Energy transition, investment and regulations dominate talks at Mining Indaba 2023
As Africa progresses towards its net zero emissions targets, it needs to transition from a fossil fuel-based energy system to one that is renewable and ultimately more sustainable.
This was among the key points addressed at the three-day Africa Mining Indaba 2023 forum, which ended on February 9.
The forum attracted global investors and a number of African Heads of State, with President Cyril Ramaphosa as chief guest.
Key takeaway notes revolved around some of the prospects which define mining in Africa moving forward.
Integration into the chemical space was part of the opportunities discussed especially in discussion around floro-chemical with its market value placed at Ksh.2.6 trillion (US$21 billion) globally
Second was the transition to energy – green hydrogen space in particular and the value chain around it. The logistics and movement of green hydrogen and opportunity enhanced permitting in handling and storage of hydrogen for existing mining permits.
Much discussed was also an exploration in global spending in mining.

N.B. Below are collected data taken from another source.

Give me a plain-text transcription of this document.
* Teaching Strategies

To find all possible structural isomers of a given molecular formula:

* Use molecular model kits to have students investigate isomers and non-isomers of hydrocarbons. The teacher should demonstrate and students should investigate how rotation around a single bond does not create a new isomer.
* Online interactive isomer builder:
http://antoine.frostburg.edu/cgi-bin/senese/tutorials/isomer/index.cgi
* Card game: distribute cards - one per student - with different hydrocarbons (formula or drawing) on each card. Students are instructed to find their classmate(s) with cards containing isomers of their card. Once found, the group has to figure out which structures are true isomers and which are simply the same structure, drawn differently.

South Africa currently lags behind DR Congo which is today’s leader in Africa in terms of exploration space – currently at a 2.6 percent valuation, representing Ksh.25.1 billion (US$.200 million).
“If you can get your exploration right, it would be your leading indicator for a healthy mining industry,” said business management consultancy Zamlim Investments CEO Dzingira Matenga, echoed by Ramaphosa who said, “we will continue working with the industry on reducing backlogs in prospecting and mining applications.”
Matenga challenged commercial banks on the continent to participate in developing the mines and take more risks to boost the value chain in the sector.
“Opening this space is getting a great level of participation from commercial banks. Banks have focused more on working capital and operating mines.”
Testing, inspection and certification company Bureau Veritas also took part in this year’s Mining Indaba and promised solutions for the mining industry on the continent.
According to the firm’s Vice President Gavin Hefer, these solutions include the company’s testing, inspection and certification of metals.
“What we are basically doing is shaping a world of trust, especially applicable in the current world of uncertainty we are living in,” said Hefer.
Bureau Veritas has been in Africa for 124 years and currently operates in 44 countries.
Mining production in South Africa in 2022 hit a record high of Ksh8.1 trillion (R1.18 trillion) boosting the country’s Gross Domestic Production (GDP), exports and revenue.
Despite this achievement, Ramaphosa acknowledged that the country is far from realising the full potential of the mining industry.
“In addition to the energy crisis and problems with port and rail operations, the outlook for the year ahead has been dampened by concerns about safety and security, illegal mining and the pace of our structural reform programme,” said Ramaphosa.
DR Congo re-assures stability at Mining Indaba 2023
The Democratic Republic of Congo (DRC) has been known for its mining potential representing 1,100 different mineral substances.
Speaking at the Mining Indaba 2023, DRC’s President Felix Tshisekedi challenged foreign investors to invest in local communities that have for the longest, been affected by mining activities.
He, however, reiterated his idea of having local industries participate in the processing of mining products, in order to enable African populations to benefit more from the riches of their subsoil.
“The mining sector in the Democratic Republic of Congo can only be profitable for you, the investors if it responds to the aspirations of the local communities affected by the mining projects. It is in this precise context that revenue redistribution mechanisms have been inserted into my country’s legislation, for the benefit of the populations impacted by mining projects,” said President Tshisekedi.
Tshisekedi also revealed his intent to woo investors for cobalt, and lithium processing in the country.
He confirmed that exploration for two minerals – nickel and Chrome – will begin in the next few days in Congo’s Southern, Diamond-rich Kasai region and re-assured that measures have been taken to put an end to insecurity and help the Congolese to benefit from their country’s mineral resources through rational exploitation.